Когда он еще издавал книги, то никогда не упоминал в своих интервью множественность своего первого лица в единственном числе. А как хорошо бы прозвучало, если бы однажды он сказал что-то вроде: «Вряд ли вы поймете, что я имею в виду, но в жизни я похож на ирландца в Нью-Йорке. Я объединяю американское «мы» с яростным европейским «я».
А как бы это прозвучало? Он вечно перегружен сомнениями, никогда ни в чем не уверен. Но тема множественного «я» действительно могла бы изрядно добавить ему блеска. Слишком многого он не сказал в своих интервью, когда еще издавал. Упустил массу возможностей, хотел быть дипломатом и редко проходился по бездарным литераторам, издававшимся не у него. Он упустил эти возможности, оттого что вел себя как «сын» вместо того, чтобы быть «отцом» и «защитником», как мы интуитивно ждем от издателя, хотя – тут следует оговориться – не так уж и мало на свете издателей, притворяющихся отцами, а на самом деле не имеющих ни намека на родительские инстинкты.

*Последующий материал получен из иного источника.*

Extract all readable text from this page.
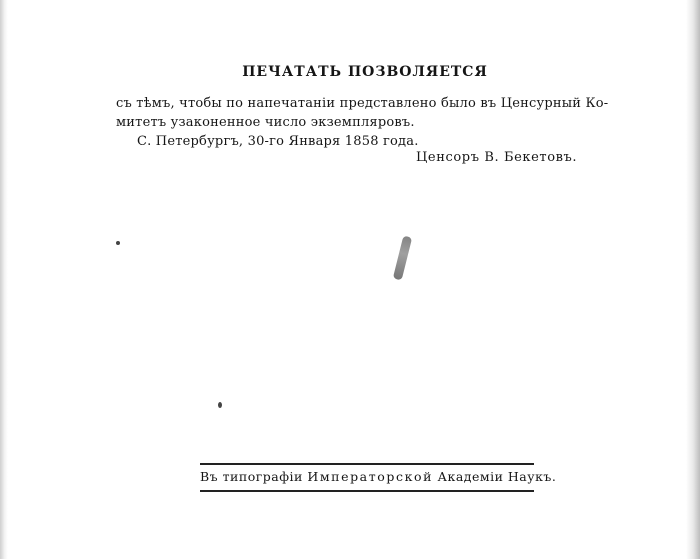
ПЕЧАТАТЬ ПОЗВОЛЯЕТСЯ
съ тѣмъ, чтобы по напечатаніи представлено было въ Ценсурный Ко-
митетъ узаконенное число экземпляровъ.
С. Петербургъ, 30-го Января 1858 года.
Ценсоръ В. Бекетовъ.
Въ типографіи Императорской Академіи Наукъ.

Он помнит, что не так давно посвятил целое утро беготне по банкам и перекладыванию денег из одного инвестиционного фонда в другой, и в то же время его не покидает ощущение, что с того утра прошла целая вечность. Он замечает, что от него отдаляются и его издательские времена, вся та великая литература, до которой он раньше мог дотянуться.

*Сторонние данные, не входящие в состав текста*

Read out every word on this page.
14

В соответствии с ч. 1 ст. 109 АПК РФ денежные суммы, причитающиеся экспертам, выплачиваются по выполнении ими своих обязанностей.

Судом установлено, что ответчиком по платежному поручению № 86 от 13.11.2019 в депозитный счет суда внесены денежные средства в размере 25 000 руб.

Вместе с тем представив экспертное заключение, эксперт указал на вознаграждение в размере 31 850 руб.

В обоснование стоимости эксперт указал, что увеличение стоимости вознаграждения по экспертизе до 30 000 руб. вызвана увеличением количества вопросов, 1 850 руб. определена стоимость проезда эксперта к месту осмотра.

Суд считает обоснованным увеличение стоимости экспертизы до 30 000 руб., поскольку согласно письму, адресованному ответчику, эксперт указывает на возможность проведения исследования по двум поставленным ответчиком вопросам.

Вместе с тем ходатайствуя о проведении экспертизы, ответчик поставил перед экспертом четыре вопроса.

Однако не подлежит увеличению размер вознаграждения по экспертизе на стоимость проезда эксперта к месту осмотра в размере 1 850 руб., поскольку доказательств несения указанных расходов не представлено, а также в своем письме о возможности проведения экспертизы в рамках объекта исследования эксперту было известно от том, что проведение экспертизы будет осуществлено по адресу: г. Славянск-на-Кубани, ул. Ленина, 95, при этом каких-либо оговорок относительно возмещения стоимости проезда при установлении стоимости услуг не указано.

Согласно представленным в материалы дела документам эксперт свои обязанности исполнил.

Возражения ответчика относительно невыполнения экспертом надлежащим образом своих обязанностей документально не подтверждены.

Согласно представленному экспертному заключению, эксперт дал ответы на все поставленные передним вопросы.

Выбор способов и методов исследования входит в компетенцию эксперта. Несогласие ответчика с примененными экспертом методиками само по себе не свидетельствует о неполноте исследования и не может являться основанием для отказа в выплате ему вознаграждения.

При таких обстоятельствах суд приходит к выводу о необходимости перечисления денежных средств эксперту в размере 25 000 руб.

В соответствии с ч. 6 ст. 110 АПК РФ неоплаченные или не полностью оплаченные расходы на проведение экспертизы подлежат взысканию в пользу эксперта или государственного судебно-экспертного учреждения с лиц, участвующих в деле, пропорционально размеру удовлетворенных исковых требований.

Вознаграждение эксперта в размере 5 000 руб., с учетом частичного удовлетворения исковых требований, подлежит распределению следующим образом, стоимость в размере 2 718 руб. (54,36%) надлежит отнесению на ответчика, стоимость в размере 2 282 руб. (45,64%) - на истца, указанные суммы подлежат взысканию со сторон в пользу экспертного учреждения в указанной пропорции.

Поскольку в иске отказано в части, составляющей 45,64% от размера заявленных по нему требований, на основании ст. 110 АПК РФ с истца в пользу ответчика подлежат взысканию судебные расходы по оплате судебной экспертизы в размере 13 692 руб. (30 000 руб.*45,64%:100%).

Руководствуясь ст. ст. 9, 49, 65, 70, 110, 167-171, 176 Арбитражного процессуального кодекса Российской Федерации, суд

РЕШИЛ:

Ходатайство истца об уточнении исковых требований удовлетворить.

Каким дряхлым он себя чувствует, как он состарился с тех пор, как отошел от дел. И как же скучно не пить. Мир сам по себе пресен и нуждается в настоящих эмоциях. Без спиртного человеку здесь нечего делать. Впрочем, не следует забывать, что настоящий мудрец намеренно обесцвечивает свое существование с тем, чтобы каждое маленькое происшествие – если он сумеет прочитать его буквально, – стало для него чудом. Сказать по правде, эта возможность – сознательно сделать свою жизнь скучной и монотонной – единственный, а может, и лучший оставшийся для него выход. Если он запьет, у него могут возникнуть серьезные проблемы. К тому же он так ничего и не обнаружил на дне бутылки, а теперь уже даже и не понимает, что он вообще там искал. И неправда, будто таким способом он мог преодолеть уныние – всякий раз уныние неумолимо возвращалось. Хотя для интервью он время от времени притворялся, будто жизнь у него захватывающая. Он выдумывал и сочинял как сумасшедший, а теперь спрашивает себя, зачем он это делал. Зачем ему понадобилось делать вид, будто он занят потрясающим делом и наслаждается им? Чтобы что? Конечно, всегда лучше издавать, чем ничего не делать, как сейчас. А разве он ничего не делает? Он собирается в Дублин на чествование и похороны исчезающей эпохи. Разве это ничего? Но как же все скучно, все, кроме мыслей о том, что он что-то делает. И других мыслей, тех, что вертятся сейчас у него в голове, – о том, какой он будет молодец, если сделает свое существование однообразным и начнет искать в повседневной жизни скрытые чудеса, чудеса, которые он вполне способен найти. Разве не умеет он во всем увидеть нечто большее, чем есть на самом деле? По крайней мере, для чего-то ему сгодятся все эти годы чтения и понимания текста – это не только практика, неотделимая от его издательского ремесла, но и способ жить в мире, инструмент для литературной интепретации жизни, звено за звеном, день за днем.